“Você foi a destruição do meu filho!!”, ouvi a acusação cheia de ódio e ressentimento dirigida a mim.
Sabe aquele momento em que você sai momentaneamente do seu corpo e por um instante o que vê ao seu redor em nada se parece com a sua realidade? Ou se o que visse fosse a vida de outra pessoa? Que você se recusa a acreditar que de fato era a sua história que está vivenciando naquele momento?
Olhando ao meu redor, para as pessoas vestidas de preto, me recusava a aceitar que EU estava vivendo aquilo... Talvez por isso eu não chorasse – essa era uma boa explicação para a minha reação. Sinto que deveria, mas simplesmente estava seca por dentro.
As pessoas evitavam me olhar. Sei o que estavam pensando: “prostituta”, “drogada”, “assassina”, “interesseira”. Elas passavam direto – o que para mim era perfeito, eu não queria palavras falsas de consolo – seguindo em frente como se eu fosse invisível. Rumavam em direção ao casal à minha frente, os tocavam e abraçavam com um misto de carinho e tristeza. O senhor e a senhora Cortês estavam bem vestidos como sempre, ambos usavam roupas pretas, como a ocasião pedia. Ela não soltava o lenço branco que seu esposo havia lhe oferecido, porque, por mais que ela se esforçasse, não parava de chorar baixinho. Vez ou outra, ela, inconformada, me dirigia um olhar repleto de acusação e raiva.

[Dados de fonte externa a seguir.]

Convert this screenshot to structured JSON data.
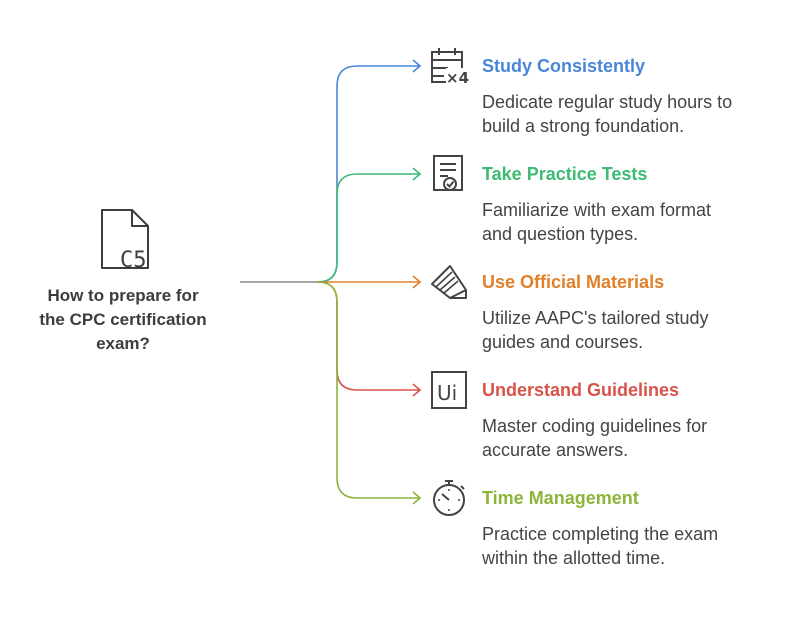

Não a culparia pelo gesto, se eu não era a responsável direta pelo o ocorrido, no mínimo, poderia ter evitado tudo isso! Me recusei a acreditar que, para pessoas como eu, não existia um final feliz. E descobri, da pior forma, que de fato não existia mesmo!
Senti tocar no meu ombro a mão fria da única pessoa que me conhecia de fato. Se aproximou do meu ouvido e falou quase inaudível “Melhor sairmos daqui, acho que você já fez a sua despedida.” Olhei para o caixão à minha frente, por mais que a morte modificasse a fisionomia daqueles que partem, eu ainda conseguia vê-lo ali. “É melhor irmos”, ela repetiu. Eu sabia que ela estava certa, que aquelas pessoas nos olhavam com desprezo e esperavam que saíssemos, mas eu não podia, não conseguia deixá-lo ali sozinho, ele não iria querer isso. “Não posso Beth, quero ficar até o final”. Ela sabia que nada que me falasse me tiraria dali, então abriu sua bolsa e retirou uma goma de mascar, sinal de que estava nervosa com tantos olhares.
Beth se esforçou para achar algo “decente” no seu guarda-roupa. Eu disse que precisaria dela nesse momento surreal que eu estava vivenciando e que não se importasse com as outras pessoas. Ela puxava para baixo o vestido curto e preto colado ao corpo. Eu não estava em melhor situação, vestindo uma calça jeans e blusa preta de alcinha. Talvez por isso nos dirigissem tantos olhares incomodados.
“Por que quer ficar?”, perguntou esperando um motivo que justificasse estarmos no meio de tantas pessoas de uma classe totalmente diferente da nossa. Respondi, ainda olhando para o rosto sem vida do único homem que me amou e que de fato me tratou como uma pessoa e não como o objeto que eu fui por longos anos: “Eu só quero saber onde o colocarão... preciso saber.”
Nos minutos que se passaram lentamente, Beth não me fez mais perguntas, apenas me acompanhou como uma sombra por todo o caminho, desde da hora da saída da capela até o local onde o Nickolas descansaria.
O céu cinza escuro também parecia estar de luto, as árvores balançavam junto ao vento que aumentou durante a caminhada. As pessoas à frente, vestiram seus casacos, sinal de que a temperatura estava caindo sem a presença do sol. Eu mesma não saberia dizer, não sentia nem a minha própria pele.
A senhora Cortês não segurou o pranto quando, depois de colocá-lo abaixo do chão, jogaram as pás de terra em cima do luxuoso caixão. Acredito que agora ela de fato tenha percebido que foi a última vez que viu o seu único filho. Olhei para a rosa branca em minha mão, que a Beth lembrou de levar, a beijei e me aproximei somente o necessário para jogá-la como uma forma de despedida. Então, a rosa alva se juntou às demais flores jogadas no caixão.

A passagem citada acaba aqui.